4.) Putting them on military bases automatically protects the infrastructure and keeps the people from saying "not in my back yard"

Doesn't fix everything, but it is a real good start.
 
Oh, forgot one other kicker:

There is no reason to think that ethanol would not be globally traded like any other commodity. Plan for South America to completely remove the rain forest to grow crops in their long growing season....So, there goes the whole "energy independence" charade we talk about. The only way that ethanol has a postive energy balance is if it is local. Fueling up a super tanker to carry it to other countries tips the scales to negative.

I say we keep gasoline for our Harley's as it is currently the most convenient, energy dense source and make everyone ride motocycles 50% of the year by law. Then we take the ashes from burned coal and use them in thorium reactors, built on military bases:
1.) The US has huge supplies of coal and more ash then we know what to do with.
2.) Proven safe technology that no one talks about (look it up!)
3.) Reactors can also burn other highly toxic nuclear waste in to much less dangerous components with much shorter half-lives.
4.) Putting them on military bases automatically protects the infrastructure and keeps the people from saying "not in my back yard"

Doesn't fix everything, but it is a real good start.

Now that sounds like a plan that would work, but you know how the best laid plans go
 
“Economics In one Lesson”
Porter, are you sure you did not write this book? It’s like you ripped a page right out of it.
 
My concerns with the E15 is the higher moisture content which in Kansas at least makes condensation which in turn leads to corrosion. Any vehicle older than 2007 wasn't built to handle the higher moisture content. I'm not sure that stabilizers prevent corosion. Just my thought.
 
“Economics In one Lesson”
Porter, are you sure you did not write this book? It’s like you ripped a page right out of it.

No Dr. Evil, I did not. But Mr. Hazlitt really made me think about things in a different way. On the ethanol issue, I have more knowledge than most as I work with large scale fermentations (no, not beer..).

If you really don't know what is going on, or you don't have the background/knowledge base on ANY item and you have to make a guess as to what the truth is: If the government is recommending anything, go in the EXACT opposite direction and you have a 95% chance of being correct. History proves this is you look: not at what they tell you, but watch what they DO, instead. I say this tongue and cheek, but I am also very serious about it as it impacts everyone not on the government payroll.

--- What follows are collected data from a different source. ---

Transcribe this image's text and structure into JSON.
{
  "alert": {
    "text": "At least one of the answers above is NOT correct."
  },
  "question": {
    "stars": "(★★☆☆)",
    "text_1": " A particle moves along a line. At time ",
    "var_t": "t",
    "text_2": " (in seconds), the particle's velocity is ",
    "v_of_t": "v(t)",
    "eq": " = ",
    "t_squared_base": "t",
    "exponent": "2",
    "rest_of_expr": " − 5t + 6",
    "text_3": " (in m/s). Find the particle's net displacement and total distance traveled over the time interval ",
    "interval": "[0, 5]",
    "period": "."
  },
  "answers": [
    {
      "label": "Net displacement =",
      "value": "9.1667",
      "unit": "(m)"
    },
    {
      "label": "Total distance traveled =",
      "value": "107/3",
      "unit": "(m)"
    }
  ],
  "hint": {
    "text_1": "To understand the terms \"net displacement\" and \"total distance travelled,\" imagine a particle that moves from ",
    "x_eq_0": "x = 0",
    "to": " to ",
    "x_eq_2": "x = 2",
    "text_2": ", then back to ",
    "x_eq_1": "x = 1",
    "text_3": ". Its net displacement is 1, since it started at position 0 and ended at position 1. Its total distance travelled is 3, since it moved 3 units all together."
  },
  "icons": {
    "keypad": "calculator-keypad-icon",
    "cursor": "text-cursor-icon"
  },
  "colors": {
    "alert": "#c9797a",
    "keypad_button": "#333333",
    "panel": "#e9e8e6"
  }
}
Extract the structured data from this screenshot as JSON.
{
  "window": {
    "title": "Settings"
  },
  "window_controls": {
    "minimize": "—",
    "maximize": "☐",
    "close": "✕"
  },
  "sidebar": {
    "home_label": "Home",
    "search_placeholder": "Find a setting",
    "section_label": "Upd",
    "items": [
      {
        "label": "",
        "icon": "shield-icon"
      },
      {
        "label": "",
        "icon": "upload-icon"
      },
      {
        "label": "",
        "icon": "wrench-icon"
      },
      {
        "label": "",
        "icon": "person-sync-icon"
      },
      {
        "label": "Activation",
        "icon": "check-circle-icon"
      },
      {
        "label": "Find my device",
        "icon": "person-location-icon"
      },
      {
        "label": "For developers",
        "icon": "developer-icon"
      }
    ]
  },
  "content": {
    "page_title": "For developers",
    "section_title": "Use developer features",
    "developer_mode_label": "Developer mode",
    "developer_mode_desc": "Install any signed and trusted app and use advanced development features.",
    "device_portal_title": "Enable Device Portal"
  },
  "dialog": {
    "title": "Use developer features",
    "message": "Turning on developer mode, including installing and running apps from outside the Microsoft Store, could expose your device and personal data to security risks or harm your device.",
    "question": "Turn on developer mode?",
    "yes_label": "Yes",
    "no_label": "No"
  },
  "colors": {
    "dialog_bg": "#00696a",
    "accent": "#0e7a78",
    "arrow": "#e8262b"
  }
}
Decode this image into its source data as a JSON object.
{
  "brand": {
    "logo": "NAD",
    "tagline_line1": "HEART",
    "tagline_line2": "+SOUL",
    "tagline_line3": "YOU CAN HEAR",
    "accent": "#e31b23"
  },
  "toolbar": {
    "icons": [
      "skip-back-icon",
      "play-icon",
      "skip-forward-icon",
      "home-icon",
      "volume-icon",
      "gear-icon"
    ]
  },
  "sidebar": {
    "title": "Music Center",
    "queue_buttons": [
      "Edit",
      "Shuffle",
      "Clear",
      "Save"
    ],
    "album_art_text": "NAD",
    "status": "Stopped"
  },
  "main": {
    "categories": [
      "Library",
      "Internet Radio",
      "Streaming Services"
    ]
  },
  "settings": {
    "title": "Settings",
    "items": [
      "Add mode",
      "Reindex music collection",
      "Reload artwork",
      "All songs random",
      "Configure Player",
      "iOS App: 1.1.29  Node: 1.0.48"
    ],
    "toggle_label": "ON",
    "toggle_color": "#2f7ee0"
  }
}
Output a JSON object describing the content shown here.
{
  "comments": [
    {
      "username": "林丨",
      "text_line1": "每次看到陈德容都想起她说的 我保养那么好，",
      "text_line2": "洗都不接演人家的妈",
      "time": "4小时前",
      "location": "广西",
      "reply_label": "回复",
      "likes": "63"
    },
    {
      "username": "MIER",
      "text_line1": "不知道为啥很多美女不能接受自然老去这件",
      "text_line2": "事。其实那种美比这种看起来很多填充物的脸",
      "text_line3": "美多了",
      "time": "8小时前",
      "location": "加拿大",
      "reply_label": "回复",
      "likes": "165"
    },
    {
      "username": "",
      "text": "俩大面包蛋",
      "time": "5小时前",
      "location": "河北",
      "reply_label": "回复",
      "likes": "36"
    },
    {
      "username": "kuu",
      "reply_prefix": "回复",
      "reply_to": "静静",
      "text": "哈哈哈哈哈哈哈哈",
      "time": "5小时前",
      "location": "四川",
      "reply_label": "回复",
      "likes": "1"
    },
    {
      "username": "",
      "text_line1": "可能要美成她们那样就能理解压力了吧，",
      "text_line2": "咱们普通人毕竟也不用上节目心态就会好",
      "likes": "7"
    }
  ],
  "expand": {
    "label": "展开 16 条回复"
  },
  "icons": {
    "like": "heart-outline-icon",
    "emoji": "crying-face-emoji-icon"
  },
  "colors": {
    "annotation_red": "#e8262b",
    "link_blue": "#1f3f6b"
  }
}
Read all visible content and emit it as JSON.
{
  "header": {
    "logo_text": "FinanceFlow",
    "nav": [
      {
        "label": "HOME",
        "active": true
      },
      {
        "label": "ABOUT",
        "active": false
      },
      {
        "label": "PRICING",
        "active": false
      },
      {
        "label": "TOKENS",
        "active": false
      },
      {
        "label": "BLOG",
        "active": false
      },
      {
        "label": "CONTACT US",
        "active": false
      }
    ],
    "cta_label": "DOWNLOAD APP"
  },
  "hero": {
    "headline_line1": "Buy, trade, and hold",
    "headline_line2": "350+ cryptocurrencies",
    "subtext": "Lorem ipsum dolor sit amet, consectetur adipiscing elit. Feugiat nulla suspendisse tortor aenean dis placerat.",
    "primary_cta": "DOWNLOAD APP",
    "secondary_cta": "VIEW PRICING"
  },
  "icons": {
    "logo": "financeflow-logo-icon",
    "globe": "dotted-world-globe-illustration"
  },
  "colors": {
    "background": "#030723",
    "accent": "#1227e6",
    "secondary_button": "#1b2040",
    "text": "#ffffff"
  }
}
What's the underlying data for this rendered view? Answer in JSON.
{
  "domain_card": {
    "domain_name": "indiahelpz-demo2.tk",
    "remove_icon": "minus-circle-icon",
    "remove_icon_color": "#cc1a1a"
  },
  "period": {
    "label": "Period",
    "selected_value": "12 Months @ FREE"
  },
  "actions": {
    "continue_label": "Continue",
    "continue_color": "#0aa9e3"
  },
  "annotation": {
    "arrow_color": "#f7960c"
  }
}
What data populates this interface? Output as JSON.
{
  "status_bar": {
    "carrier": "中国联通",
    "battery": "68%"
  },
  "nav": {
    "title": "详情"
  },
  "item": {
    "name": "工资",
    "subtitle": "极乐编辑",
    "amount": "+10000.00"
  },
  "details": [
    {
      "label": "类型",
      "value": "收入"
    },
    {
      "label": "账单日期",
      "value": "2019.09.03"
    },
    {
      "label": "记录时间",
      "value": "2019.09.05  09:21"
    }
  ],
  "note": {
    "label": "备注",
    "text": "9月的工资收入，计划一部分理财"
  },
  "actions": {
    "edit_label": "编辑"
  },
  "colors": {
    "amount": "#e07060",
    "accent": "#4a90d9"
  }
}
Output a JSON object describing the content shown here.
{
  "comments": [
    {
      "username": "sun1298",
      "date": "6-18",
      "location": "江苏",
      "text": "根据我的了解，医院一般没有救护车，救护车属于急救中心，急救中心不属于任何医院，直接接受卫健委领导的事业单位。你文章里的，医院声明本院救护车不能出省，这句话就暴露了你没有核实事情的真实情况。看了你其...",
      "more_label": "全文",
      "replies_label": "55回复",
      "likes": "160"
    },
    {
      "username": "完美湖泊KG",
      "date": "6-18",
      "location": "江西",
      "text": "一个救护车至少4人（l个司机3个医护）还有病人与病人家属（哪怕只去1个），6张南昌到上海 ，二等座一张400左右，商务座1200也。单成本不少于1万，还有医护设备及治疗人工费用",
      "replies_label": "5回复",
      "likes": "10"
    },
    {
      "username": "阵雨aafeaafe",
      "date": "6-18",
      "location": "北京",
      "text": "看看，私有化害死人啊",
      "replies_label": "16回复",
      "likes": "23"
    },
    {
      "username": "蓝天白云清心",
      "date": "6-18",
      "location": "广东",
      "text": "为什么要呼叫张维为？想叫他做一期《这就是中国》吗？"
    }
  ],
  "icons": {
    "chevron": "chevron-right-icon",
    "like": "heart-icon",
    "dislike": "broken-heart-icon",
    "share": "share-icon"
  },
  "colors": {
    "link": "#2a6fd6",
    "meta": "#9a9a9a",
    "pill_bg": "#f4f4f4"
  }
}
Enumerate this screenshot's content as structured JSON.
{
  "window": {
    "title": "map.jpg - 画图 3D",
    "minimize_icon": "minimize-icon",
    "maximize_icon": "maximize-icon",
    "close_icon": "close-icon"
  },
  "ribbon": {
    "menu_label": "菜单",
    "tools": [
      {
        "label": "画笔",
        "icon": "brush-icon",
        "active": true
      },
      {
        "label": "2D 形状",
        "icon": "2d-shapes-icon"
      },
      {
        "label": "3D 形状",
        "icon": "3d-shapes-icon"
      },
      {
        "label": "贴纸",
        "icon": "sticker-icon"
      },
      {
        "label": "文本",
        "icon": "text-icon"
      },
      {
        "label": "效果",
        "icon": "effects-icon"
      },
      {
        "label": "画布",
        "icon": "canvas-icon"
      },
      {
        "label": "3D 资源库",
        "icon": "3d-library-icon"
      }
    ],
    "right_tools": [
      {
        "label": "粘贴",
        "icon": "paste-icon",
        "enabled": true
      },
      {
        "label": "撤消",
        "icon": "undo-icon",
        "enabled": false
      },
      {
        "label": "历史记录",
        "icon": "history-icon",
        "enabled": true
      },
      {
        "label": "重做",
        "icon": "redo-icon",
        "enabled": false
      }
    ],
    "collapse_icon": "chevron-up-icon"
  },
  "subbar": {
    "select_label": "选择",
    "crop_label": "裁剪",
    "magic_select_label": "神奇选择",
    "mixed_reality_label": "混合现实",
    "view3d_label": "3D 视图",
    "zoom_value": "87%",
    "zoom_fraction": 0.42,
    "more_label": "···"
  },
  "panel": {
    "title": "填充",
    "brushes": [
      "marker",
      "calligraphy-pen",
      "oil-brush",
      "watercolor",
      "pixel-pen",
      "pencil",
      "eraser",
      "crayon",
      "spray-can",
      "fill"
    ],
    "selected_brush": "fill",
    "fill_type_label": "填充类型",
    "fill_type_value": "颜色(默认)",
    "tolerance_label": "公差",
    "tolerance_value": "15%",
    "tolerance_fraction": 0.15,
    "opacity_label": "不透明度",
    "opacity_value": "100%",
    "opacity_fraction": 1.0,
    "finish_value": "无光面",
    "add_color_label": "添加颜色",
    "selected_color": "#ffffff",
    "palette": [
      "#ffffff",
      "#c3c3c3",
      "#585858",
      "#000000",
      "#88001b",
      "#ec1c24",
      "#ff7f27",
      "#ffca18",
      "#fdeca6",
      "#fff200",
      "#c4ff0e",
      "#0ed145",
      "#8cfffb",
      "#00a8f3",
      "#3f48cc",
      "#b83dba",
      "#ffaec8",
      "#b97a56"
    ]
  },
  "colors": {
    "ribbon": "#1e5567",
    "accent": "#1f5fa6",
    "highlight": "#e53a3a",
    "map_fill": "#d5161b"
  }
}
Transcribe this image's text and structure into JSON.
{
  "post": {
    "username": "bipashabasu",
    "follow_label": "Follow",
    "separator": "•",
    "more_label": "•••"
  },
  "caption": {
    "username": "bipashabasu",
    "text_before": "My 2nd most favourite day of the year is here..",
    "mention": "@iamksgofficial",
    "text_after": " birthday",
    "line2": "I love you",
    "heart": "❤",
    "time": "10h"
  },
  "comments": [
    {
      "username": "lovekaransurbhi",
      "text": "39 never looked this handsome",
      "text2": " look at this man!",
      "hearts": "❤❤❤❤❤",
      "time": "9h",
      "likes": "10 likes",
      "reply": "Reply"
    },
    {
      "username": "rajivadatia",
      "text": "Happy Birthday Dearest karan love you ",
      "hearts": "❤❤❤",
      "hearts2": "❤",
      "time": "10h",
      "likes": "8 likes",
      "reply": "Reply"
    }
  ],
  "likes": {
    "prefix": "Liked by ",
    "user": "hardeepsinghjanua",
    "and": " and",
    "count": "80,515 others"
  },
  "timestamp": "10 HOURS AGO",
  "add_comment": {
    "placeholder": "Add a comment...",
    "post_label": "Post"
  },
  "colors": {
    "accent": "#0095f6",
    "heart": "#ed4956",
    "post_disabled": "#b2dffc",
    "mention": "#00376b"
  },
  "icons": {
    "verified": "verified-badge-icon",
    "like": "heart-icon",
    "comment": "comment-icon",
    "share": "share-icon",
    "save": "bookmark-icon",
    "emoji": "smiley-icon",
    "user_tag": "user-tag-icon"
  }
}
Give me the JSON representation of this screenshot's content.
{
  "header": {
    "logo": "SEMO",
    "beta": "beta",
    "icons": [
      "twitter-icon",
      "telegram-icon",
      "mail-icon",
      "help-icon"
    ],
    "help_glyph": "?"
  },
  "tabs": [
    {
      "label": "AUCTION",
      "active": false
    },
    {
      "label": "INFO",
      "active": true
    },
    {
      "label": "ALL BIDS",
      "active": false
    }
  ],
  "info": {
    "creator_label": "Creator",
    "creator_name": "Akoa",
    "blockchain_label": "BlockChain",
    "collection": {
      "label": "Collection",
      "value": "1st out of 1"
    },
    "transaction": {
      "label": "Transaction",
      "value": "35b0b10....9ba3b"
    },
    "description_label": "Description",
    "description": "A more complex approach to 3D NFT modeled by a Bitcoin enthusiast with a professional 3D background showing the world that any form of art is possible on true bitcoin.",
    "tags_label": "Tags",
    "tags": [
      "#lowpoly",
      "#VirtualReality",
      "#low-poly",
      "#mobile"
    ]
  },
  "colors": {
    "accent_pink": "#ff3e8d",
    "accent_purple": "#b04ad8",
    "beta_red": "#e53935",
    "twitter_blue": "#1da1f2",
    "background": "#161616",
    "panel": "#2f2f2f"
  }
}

Plus, I figure is everyone road HD's, we would gain better fuel economy and people would be better car drivers and pay attention to riders more. Imagine highways filled with nothing but motorcycles!

While I hope for the future I am planning for the worst. There is a tremendous amount of evidence that our civilization has peaked and we are beginning the descent. That is why I ride a Harley Davidson Ultra Classic, because I can and am enjoying it now. Go out in my own style!

My concerns with the E15 is the higher moisture content which in Kansas at least makes condensation which in turn leads to corrosion. Any vehicle older than 2007 wasn't built to handle the higher moisture content. I'm not sure that stabilizers prevent corosion. Just my thought.

Not much you can do other than start your own petroleum company. Perhaps specialty "fuel boutiques" may pop up in a few places where you can get "the real stuff" for a premium. If you think Kansas is bad, think about boat owners. Even "Stabil" has come out with a "marine" version because boat owner's on 10% EtOh are have significant issues. 15% will be even worse in a maritime environment.